GPT-4 Bing Claude Bard GPT-3
Area
 Surgery Ref Ref Ref Ref Ref
 Internal medicine 0.37 (0.02 to 2.25) 2.21 (0.60 to 7.63) 2.17 (0.82 to 5.64) 0.79 (0.28 to 2.07) 1.16 (0.42 to 3.00)
 Pediatrics 0.13 (0.01 to 1.02) 0.36 (0.09 to 1.37) 1.08 (0.27 to 3.23) 1.82 (0.15 to 1.99) 0.53 (0.15 to 1.83)
 Obstetrics & gynecology 0.13 (0.01 to 0.82) 1.53 (0.36 to 6.86) 0.71 (0.24 to 2.04) 0.42 (0.13 to 1.27) 0.88 (0.28 to 2.70)
 Public health 0.23 (0.11 to 1.96) 0.72 (0.17 to 3.02) 3.53 (0.90 to 17.79) 1.49 (0.38 to 6.50) 1.05 (0.30 to 3.83)
 Emergency medicine 0.27 (0.01 to 7.38) Not estimable 4.12 (0.60 to 82.89) 2.45 (0.34 to 50.03) 0.42 (0.08 to 2.17)
Peruvian knowledge
 Not required Ref Ref Ref Ref Ref
 Required 0.23 (0.09 to 0.61)a) 0.65 (0.26 to 1.78) 0.94 (0.42 to 2.21) 0.67 (0.31 to 1.50) 0.67 (0.31 to 1.50)
Type of item
 Recall Ref Ref Ref Ref Ref
 Application of knowledge 2.25 (0.84 to 5.71) 1.02 (0.35 to 2.60) 0.61 (0.25 to 1.39) 0.43 (0.16 to 0.99) 0.88 (0.39 to 1.89)

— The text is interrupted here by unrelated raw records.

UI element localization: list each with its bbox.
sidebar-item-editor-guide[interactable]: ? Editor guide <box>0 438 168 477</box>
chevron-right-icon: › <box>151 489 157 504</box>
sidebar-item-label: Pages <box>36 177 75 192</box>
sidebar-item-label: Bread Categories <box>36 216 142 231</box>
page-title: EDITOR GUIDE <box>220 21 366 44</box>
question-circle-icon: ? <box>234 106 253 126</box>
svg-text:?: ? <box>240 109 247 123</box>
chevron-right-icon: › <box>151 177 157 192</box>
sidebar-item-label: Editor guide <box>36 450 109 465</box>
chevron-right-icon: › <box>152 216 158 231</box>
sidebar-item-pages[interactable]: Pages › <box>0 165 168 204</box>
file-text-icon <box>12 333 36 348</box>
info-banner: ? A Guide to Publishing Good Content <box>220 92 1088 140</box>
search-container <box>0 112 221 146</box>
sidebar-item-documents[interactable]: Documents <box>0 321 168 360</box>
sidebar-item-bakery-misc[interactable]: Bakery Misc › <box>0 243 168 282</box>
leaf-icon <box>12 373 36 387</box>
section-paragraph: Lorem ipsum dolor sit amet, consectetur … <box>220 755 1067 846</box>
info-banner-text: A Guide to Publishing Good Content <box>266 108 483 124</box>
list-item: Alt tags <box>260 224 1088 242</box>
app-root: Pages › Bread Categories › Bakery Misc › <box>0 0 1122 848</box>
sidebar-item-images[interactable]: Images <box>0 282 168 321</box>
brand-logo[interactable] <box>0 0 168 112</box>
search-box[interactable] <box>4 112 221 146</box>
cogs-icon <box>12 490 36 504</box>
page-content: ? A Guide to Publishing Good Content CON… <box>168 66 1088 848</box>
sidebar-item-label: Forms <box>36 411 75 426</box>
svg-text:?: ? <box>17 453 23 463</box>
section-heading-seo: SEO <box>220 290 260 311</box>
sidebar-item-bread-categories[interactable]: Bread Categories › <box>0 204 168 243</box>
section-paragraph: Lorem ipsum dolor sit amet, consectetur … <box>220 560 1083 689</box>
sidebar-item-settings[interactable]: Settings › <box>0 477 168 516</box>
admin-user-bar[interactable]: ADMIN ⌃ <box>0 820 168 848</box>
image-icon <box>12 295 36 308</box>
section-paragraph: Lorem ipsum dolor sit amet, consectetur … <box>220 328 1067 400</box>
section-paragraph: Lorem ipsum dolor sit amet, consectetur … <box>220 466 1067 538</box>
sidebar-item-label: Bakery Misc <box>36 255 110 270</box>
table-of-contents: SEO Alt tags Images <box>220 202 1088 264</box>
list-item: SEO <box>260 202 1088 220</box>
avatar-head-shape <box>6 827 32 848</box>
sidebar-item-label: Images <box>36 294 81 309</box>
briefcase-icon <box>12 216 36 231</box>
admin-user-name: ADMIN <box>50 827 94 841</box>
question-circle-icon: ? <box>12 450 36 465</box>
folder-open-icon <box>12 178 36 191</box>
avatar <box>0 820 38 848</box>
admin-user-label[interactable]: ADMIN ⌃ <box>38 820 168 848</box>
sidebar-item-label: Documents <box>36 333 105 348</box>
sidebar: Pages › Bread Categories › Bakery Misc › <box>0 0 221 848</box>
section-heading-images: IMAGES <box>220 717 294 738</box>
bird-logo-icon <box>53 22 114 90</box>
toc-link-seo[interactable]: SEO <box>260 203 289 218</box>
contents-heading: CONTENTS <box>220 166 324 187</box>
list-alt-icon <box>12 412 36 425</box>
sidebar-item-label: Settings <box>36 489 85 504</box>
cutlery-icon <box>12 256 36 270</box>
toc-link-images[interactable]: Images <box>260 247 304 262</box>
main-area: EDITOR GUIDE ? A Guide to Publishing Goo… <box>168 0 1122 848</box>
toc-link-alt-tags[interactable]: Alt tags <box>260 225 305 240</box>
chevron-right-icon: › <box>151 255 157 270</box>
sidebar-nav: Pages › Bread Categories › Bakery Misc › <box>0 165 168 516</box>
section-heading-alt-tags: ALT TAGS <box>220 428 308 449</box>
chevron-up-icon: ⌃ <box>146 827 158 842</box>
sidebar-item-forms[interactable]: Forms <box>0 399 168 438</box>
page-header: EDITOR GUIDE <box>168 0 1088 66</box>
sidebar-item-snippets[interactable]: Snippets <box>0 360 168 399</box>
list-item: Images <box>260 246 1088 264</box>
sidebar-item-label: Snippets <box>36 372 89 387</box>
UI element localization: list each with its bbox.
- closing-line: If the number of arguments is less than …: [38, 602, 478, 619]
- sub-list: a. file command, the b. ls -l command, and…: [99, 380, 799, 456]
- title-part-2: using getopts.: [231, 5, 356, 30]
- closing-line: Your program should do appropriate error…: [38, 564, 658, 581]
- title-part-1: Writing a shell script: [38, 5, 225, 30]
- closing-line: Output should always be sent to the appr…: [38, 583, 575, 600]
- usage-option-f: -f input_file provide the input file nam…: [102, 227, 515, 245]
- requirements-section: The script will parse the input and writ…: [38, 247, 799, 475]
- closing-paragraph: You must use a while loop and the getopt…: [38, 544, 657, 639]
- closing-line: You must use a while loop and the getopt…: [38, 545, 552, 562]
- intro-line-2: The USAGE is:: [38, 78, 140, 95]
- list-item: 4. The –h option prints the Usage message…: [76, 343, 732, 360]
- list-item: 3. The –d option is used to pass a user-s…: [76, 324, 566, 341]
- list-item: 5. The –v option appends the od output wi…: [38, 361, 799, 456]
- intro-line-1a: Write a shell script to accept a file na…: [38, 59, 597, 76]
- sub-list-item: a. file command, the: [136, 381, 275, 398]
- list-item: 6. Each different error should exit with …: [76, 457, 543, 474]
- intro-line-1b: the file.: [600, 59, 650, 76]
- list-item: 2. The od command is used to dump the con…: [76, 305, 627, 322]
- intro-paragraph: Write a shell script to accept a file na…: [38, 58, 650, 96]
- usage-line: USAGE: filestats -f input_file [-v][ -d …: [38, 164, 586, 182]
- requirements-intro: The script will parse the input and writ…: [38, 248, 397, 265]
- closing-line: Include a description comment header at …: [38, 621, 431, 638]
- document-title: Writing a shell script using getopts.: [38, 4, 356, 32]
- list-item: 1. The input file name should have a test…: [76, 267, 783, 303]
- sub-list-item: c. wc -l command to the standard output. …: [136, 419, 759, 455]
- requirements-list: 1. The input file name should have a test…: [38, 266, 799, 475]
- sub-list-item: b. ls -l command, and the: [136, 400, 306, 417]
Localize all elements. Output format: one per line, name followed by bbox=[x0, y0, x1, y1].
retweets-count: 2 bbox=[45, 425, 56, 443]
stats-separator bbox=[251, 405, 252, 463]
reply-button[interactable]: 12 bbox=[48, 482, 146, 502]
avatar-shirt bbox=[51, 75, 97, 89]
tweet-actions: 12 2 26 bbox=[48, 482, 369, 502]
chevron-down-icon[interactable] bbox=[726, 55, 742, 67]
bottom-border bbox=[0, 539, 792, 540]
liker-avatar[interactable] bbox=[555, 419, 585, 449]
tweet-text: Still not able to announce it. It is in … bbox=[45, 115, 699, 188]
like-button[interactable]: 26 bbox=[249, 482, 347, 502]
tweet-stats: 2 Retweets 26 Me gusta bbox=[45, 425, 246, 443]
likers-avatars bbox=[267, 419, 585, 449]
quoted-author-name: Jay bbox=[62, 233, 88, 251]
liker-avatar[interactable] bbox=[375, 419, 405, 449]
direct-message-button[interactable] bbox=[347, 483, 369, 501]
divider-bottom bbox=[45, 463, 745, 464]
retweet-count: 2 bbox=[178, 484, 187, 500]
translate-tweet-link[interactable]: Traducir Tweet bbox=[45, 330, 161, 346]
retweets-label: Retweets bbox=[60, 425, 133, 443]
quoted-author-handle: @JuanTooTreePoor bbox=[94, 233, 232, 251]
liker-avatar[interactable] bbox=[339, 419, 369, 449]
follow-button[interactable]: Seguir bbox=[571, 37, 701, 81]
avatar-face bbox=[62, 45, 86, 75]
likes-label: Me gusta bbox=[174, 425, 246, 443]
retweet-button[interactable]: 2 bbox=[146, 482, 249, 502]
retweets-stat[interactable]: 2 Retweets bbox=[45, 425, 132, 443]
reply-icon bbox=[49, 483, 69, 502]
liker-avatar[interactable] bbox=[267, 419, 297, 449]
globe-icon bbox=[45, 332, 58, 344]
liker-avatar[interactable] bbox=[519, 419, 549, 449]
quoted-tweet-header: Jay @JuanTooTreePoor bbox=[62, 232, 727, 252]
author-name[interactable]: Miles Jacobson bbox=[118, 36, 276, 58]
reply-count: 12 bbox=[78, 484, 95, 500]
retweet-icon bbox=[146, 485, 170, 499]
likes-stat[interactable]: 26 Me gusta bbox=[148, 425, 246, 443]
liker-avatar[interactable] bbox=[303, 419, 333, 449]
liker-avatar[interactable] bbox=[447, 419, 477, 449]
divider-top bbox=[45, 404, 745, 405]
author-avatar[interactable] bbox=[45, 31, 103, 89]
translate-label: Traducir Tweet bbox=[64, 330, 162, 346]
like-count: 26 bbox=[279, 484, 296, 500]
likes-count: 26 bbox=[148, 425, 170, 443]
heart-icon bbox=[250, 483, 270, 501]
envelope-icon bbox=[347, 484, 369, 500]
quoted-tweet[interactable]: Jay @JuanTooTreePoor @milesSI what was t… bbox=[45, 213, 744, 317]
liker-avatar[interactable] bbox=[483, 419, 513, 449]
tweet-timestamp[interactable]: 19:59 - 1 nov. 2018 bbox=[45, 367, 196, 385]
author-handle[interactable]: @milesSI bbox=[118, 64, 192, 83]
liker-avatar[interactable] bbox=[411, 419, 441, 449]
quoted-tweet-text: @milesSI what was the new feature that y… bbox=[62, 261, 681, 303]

Values are presented as odds ratio (95% confidence interval).

Ref, reference.

a)

The odds ratio was statistically significant.

Table 4.

Ratings of certainty, usefulness, and potential use in class for the best GPT-4 and Bing scores by 2 medical educators

GPT-4 Bing P-value
Item 1: Certainty of the justification provided by chatbots
 This is not the correct answer, and the information is wrong. 7 (3.89) 7 (3.89) -
 Not the right answer, but the information is somewhat correct. 16 (8.89) 21 (11.67) -
 This is the correct answer, but the information is wrong. 6 (3.33) 3 (1.67) -
 It is the correct answer, and the information is accurate. 151 (83.89) 149 (82.78) 0.777
Item 2: Usefulness of the justification provided by chatbots
 It has no educational pearls. 5 (2.78) 9 (5.00) -
 There are about 1–2 educational pearls or important concepts that a competent physician should know. 47 (26.11) 53 (29.44) -
 There are quite a few (more than 3) educational pearls that a competent physician should know. 86 (47.78) 59 (32.78) 0.037a)
 The entire contents are educational pearls that a competent physician should know. 42 (23.33) 59 (32.78) 0.046a)
Item 3: Potential use of the justification provided by chatbots in classes
 No, I wouldn’t use anything. 24 (13.33) 22 (12.22) -
 I would use some of this as a guide. 82 (45.56) 69 (38.33) -
 Yes, I would use the entire explanation. 74 (41.11) 89 (49.44) 0.112

Values are presented as number (%). P-value for the chi-square test comparing GPT-4 and Bing on the highest rating of each item.

a)

The difference is statistically significant according to the chi-square test.